II n'y avait pas d'autres chapeaux ni d'autres pardessus dans l'entrée. Pas
un parapluie, pas une canne. Rien.
" La maison entière est à nous deux ", fit-elle en souriant. Puis elle lui
montra le chemin vers les étages supérieurs. " Voyez-vous, je n'ai pas très
souvent le plaisir de faire entrer un voyageur dans mon petit nid. "
" Elle radote un peu, la vieille fille ", se dit Billy. Mais à ce prix, tout était
pardonnable.
" J'aurais cru que vous étiez submergée de demandes, fit-il poliment.
- Mais je le suis, cher monsieur, je le suis, n'en doutez pas ! Seulement,
pourquoi le cacher. Je suis un tantinet difficile. Vous voyez bien ce que je
veux dire ?
- Ah, oui...
- Mais je suis toujours prête à recevoir. Tout est toujours prêt, jour et nuit,
dans cette maison, pour le cas de chance exceptionnelle où un jeune homme
digne de ma confiance passerait par là. Et c'est un si grand plaisir, cher
monsieur, d'ouvrir la porte et de découvrir quelqu'un de convenable ! "

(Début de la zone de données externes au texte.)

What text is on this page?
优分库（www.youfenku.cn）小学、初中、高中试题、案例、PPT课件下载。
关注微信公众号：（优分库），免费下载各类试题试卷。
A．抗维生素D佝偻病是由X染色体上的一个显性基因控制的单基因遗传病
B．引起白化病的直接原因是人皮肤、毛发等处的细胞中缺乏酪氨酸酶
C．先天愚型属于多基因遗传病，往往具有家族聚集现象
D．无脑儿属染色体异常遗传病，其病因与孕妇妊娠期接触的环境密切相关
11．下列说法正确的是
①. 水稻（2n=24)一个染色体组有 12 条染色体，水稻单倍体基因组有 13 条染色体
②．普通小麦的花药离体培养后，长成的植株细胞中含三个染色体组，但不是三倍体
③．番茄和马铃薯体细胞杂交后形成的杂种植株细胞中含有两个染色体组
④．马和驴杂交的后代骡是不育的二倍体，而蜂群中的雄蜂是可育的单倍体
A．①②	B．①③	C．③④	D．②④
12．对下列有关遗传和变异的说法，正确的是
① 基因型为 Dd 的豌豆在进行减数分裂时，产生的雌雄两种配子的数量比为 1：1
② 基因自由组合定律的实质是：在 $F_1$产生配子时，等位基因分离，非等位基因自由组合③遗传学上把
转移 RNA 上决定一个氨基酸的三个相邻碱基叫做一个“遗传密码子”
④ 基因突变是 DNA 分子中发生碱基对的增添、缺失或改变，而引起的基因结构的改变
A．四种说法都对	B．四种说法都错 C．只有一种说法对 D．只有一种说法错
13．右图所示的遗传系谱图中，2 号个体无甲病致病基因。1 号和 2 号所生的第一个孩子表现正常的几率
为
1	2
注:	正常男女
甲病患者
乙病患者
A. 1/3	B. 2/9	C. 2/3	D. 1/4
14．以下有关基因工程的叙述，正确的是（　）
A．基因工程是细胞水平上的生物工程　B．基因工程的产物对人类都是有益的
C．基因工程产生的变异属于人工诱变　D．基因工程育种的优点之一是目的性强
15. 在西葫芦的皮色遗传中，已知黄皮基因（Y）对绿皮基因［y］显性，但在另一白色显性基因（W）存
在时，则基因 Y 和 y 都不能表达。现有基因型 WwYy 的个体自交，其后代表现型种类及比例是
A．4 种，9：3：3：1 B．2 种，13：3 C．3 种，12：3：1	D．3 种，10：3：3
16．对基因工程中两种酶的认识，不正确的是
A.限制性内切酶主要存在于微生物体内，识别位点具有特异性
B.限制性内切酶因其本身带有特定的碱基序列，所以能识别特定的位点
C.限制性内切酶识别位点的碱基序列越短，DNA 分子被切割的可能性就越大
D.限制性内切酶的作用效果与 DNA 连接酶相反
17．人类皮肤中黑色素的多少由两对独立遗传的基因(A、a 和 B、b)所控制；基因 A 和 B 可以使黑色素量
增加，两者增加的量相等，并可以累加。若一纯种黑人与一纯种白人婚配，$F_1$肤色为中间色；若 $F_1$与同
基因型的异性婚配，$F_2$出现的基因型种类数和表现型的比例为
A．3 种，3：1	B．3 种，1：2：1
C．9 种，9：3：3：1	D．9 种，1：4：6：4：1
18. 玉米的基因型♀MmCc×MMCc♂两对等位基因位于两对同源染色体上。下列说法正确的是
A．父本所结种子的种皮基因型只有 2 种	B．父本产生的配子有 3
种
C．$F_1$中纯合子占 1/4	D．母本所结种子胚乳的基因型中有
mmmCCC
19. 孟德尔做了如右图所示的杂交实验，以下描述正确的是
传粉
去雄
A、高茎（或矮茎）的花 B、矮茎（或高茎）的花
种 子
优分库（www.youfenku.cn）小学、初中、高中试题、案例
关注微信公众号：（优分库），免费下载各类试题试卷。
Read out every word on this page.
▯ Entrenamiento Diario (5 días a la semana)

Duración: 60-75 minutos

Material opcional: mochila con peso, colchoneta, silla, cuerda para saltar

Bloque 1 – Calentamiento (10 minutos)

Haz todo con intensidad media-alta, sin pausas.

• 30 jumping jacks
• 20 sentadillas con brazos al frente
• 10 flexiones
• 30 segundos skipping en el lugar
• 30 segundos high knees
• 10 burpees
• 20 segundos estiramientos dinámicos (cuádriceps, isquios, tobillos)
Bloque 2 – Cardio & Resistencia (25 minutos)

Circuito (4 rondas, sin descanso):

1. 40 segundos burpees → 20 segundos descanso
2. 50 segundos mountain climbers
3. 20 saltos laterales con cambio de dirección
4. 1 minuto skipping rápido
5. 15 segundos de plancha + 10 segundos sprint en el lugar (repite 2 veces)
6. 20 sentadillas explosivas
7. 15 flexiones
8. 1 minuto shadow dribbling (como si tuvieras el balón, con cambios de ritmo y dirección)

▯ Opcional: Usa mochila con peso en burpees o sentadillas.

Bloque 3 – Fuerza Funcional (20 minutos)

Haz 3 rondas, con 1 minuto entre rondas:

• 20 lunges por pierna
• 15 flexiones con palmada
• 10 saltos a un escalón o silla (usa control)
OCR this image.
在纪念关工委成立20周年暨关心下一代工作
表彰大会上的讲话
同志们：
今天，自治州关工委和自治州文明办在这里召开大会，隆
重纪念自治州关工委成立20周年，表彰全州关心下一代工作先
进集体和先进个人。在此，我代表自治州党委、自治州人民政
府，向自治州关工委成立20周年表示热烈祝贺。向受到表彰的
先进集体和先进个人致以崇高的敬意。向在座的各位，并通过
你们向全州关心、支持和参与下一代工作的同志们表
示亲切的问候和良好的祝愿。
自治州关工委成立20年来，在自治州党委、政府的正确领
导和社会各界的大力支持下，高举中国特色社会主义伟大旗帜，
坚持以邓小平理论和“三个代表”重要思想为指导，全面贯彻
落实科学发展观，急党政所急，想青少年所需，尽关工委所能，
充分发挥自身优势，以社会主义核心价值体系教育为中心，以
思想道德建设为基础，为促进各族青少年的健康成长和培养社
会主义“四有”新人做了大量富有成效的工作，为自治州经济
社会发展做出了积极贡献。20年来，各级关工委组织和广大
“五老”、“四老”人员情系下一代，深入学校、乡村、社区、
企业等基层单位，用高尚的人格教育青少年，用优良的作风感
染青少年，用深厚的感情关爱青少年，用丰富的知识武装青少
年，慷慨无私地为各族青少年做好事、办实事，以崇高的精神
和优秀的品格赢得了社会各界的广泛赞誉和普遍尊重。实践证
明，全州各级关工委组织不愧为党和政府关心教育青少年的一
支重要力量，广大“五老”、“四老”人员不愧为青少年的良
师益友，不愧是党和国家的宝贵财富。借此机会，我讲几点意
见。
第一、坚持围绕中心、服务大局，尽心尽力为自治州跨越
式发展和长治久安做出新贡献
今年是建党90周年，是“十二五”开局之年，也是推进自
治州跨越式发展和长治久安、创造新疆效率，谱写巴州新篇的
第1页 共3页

Elle était à mi-hauteur de l'escalier. Une main sur la rampe, elle se pencha
et lui sourit de ses lèvres pâles, en ajoutant : " Comme vous, monsieur ! " Et
ses yeux bleus parcoururent lentement le corps de Billy, de la tête aux pieds,
puis dans le sens inverse. Sur le palier du deuxième, elle dit : " Cet étage est
à moi. "
Ils grimpèrent au troisième : " Et celui-ci est à vous. Voici votre chambre.
J'espère qu'elle vous plaira. "
Elle le fit entrer dans une petite chambre proprette donnant sur la rue. En
entrant, elle alluma la lumière.
" Vous avez le soleil toute la matinée, monsieur Perkins. C'est bien monsieur
Perkins?
- Non, madame, dit-il, c'est Weaver.
- Pardon, monsieur Weaver. Comme c'est joli. J'ai mis une bouillotte entre
les draps, monsieur Weaver. C'est si agréable, un bon petit dodo propre et
chauffé, vous ne trouvez pas? Et si vous avez froid, vous pouvez allumer le
gaz à n'importe quel moment.
- Merci, dit Billy, merci, vous êtes bien aimable. " II remarqua que le couvre-
lit avait été retiré et que les draps et les couvertures avaient été
soigneusement repliés d'un côté, prêts à recevoir un client.
" Je suis si heureuse que vous soyez venu, dit-elle, le regardant gravement
dans les yeux. Je commençais à m'inquiéter.
- Mais il ne faut jamais vous inquiéter, répondit gaiement Billy. " II posa sa
valise sur une chaise et s'apprêta à l'ouvrir.
" Excusez-moi, j'avais oublié de vous le demander. voulez-vous dîner ? Ou
avez-vous pris quelque chose ?
- Je n'ai pas très faim, merci, dit-il. Je crois que je me coucherai le plus tôt
possible. Demain, je dois me lever de bonne heure pour aller me présenter
au bureau.
- Très bien. Je vous laisse ranger vos affaires. Mais avant de vous coucher,
voulez-vous avoir la gentillesse de passer au salon du rez-de-chaussée pour
signer le livre? C'est une chose que tout le monde doit faire, car c'est la loi, et
nous tenons à être en règle, n'est-ce pas, dans ce genre de formalités. " Elle
lui fit un petit signe amical de la main et sortit rapidement.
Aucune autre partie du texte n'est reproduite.